Chronic administration of AdipoRon enhances mitochondrial function and protection in muscle of middle‐aged obese mice. (A,C) Histochemistry staining of COX and SDH activity in the rectus femoris of the four groups mice, the darkest colour being associated with the highest activity. Representative images of both stainings for each group are shown. Scale bar = 100 μm. (B,D) quantification of COX and SDH activity. Activity was expressed as the percentage of stained area normalized to the cross‐sectional area of the muscle, for each of the three staining intensities (set up as corresponding to pale, intermediate or dark colour). Data are means ± SEM for 4–6 mice per group. Statistical analysis was performed by one‐way ANOVA (comparing three groups of O‐mice) or by unpaired two‐tailed t‐test (Y‐ND vs. O‐ND). ^$ P < 0.05, ^$$ P < 0.01 versus Y‐ND mice. *P < 0.05, **P < 0.01, ***P < 0.001 versus O‐ND mice. ^# P < 0.05, ^## P < 0.01 versus O‐HFD mice. (E) Transmission electron micrographs of mitochondria in the subsarcolemmal region of rectus femoris in the four groups of mice. For the sake of clarity, abnormal mitochondria are false‐coloured in pale green, while normal mitochondria are coloured in dark green, LDs in red and the blue line delimits the sarcolemma. Representative images of each group are shown.

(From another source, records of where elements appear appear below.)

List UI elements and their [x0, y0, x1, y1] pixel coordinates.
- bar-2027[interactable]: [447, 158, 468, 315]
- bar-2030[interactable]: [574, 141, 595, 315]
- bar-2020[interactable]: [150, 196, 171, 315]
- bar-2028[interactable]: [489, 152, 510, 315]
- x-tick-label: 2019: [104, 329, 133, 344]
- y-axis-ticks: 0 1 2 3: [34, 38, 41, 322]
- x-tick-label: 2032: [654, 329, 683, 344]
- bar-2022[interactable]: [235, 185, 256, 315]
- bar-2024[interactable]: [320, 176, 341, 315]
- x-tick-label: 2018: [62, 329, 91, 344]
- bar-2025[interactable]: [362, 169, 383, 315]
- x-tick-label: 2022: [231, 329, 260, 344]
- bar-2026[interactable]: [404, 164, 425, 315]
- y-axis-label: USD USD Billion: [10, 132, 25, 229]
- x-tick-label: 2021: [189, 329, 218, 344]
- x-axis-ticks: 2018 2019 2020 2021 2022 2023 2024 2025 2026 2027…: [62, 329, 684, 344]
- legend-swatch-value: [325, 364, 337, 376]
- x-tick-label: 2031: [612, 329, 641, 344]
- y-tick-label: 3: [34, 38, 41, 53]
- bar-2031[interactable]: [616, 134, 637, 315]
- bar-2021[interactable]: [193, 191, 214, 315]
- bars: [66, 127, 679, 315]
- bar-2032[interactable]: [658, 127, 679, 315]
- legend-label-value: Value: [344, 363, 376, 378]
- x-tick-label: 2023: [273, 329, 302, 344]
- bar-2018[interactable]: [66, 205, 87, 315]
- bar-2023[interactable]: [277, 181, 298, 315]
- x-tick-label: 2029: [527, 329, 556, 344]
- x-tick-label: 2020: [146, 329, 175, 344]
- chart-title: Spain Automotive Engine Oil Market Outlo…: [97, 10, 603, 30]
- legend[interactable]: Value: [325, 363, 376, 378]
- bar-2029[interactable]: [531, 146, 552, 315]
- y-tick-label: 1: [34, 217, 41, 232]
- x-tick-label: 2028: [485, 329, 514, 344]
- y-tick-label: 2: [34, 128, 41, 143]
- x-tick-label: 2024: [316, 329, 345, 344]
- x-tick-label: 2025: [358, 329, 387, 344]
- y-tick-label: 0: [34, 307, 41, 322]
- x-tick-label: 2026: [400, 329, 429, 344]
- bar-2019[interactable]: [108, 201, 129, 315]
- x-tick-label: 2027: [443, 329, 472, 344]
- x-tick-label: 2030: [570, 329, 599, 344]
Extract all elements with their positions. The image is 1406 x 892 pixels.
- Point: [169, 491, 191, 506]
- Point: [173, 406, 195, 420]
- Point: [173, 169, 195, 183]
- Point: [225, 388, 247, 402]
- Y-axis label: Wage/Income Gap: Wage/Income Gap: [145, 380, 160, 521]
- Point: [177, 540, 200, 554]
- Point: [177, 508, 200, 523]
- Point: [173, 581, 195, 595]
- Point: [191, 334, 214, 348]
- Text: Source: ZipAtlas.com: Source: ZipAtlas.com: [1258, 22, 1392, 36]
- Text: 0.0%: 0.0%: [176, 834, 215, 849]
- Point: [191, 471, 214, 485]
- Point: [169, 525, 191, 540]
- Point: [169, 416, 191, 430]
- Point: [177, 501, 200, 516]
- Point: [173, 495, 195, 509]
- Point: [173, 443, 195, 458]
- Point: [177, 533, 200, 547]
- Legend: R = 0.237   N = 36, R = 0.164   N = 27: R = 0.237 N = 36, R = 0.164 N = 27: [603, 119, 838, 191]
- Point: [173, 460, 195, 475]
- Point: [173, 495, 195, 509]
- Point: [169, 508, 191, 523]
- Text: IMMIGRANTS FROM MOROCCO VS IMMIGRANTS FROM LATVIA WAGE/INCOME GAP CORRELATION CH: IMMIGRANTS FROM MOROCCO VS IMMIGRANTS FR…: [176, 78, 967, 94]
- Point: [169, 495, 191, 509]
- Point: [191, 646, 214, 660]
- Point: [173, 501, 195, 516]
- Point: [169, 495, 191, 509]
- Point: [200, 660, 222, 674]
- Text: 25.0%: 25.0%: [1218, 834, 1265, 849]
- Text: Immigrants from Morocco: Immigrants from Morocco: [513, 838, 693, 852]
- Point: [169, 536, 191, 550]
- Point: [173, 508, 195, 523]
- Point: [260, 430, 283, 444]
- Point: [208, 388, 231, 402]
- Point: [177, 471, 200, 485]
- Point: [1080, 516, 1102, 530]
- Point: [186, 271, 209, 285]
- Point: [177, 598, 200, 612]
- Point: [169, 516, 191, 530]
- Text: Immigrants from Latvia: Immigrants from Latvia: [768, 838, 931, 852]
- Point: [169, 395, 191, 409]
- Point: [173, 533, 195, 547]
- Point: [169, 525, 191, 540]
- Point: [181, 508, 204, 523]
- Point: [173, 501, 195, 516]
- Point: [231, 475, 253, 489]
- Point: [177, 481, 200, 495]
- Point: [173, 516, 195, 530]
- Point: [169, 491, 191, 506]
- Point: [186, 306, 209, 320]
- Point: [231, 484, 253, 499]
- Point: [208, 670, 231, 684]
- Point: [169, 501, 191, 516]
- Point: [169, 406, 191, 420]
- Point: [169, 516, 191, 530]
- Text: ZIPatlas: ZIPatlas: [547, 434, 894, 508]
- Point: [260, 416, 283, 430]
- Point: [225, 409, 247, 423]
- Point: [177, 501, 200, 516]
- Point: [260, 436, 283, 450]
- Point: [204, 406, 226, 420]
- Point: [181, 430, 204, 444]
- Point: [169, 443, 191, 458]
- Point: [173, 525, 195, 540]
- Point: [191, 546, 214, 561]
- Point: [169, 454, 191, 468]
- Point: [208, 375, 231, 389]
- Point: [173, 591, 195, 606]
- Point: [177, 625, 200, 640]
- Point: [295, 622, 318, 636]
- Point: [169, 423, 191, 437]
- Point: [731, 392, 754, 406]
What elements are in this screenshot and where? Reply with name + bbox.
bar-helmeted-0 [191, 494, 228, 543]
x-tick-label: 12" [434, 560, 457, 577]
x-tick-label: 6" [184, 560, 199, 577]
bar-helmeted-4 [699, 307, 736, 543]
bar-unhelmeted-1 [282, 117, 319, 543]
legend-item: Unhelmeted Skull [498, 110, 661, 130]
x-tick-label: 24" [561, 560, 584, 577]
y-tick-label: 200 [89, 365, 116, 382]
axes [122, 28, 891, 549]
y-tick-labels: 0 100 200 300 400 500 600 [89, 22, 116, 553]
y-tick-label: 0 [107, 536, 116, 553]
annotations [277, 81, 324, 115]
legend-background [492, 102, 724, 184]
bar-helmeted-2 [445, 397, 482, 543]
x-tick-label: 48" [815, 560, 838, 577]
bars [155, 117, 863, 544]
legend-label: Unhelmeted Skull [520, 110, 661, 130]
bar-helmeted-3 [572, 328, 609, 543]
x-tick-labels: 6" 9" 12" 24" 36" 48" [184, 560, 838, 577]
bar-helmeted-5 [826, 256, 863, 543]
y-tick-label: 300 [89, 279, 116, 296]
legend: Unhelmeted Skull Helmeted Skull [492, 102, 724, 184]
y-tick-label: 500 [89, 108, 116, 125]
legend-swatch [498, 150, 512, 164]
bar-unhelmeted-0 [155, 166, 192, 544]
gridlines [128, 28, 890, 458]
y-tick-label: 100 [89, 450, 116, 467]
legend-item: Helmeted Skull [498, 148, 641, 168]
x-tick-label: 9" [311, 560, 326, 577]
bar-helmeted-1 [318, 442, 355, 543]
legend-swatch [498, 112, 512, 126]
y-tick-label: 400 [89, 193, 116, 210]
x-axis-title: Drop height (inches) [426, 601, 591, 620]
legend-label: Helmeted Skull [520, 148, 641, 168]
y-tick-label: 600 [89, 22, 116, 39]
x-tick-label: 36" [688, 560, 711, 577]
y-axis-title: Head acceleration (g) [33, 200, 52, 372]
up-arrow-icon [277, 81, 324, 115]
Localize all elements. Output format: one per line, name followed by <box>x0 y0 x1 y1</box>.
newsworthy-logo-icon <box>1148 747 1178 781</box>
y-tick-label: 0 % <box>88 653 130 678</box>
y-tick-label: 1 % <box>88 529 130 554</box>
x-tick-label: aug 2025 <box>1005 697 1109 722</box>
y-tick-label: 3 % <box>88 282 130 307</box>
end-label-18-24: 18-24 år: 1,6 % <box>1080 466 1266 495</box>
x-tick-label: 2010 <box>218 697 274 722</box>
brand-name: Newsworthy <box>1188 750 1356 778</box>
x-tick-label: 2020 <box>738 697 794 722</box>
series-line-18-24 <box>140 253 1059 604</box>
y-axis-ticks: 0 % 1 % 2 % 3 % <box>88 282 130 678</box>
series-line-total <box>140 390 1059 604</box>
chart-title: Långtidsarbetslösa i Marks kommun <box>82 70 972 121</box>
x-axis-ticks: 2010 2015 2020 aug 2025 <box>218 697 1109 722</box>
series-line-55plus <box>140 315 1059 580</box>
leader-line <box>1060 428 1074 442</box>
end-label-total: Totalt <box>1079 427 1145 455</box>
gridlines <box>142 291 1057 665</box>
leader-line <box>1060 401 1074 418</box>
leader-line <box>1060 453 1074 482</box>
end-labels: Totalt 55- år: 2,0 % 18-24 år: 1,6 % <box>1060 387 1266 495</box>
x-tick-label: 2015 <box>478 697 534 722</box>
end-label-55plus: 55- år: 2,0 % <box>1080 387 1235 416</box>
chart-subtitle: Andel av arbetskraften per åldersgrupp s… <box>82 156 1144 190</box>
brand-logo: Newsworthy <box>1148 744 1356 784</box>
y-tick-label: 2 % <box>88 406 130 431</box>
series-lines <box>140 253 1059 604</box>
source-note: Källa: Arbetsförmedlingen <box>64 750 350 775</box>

Scale bar = 1 μm.

Figure 8

Chronic administration of AdipoRon reduces aged‐related tubular aggregate (TAg) and cylindrical spiral (CS) formation in muscle of middle‐aged obese mice. (A) TAgs and CSs (indicated by arrows) appear in rectus femoris from the different groups of mice as pale or slightly basophilic inclusions with haematoxylin–eosin (HE) and bright red ones with Gomori Trichrome. Scale bars = 50 μm. (B) Confirmation of these structures by transmission electron microscopy. Scale bars = 1 μm. (C) Quantification of TAg/CS abundance expressed as the percentage of stained area (bright red inclusions) normalized to the cross‐sectional area of the muscle after Gomori trichrome. Data are means ± SEM for six mice per group. (d) Effects of AdipoRon on autophagy markers in muscle from the four groups of mice. LC3II/LC3I ratio and p62 were analysed by western blotting and the phosphorylated form (Ser555) of ULK1 by ELISA. p62 levels were normalized to Ponceau S staining (shown in Figure S4). Results were then presented as relative expression compared to O‐ND values. Data are means ± SEM for 6–10 mice per group. Statistical analysis was performed by one‐way ANOVA followed by Tukey's test (comparing three groups of O‐mice) or by unpaired two‐tailed t‐test (Y‐ND vs. O‐ND). ^$$$$ P < 0.0001 versus Y‐ND mice. **P < 0.01 versus O‐ND mice. ^### P < 0.001 versus O‐HFD mice.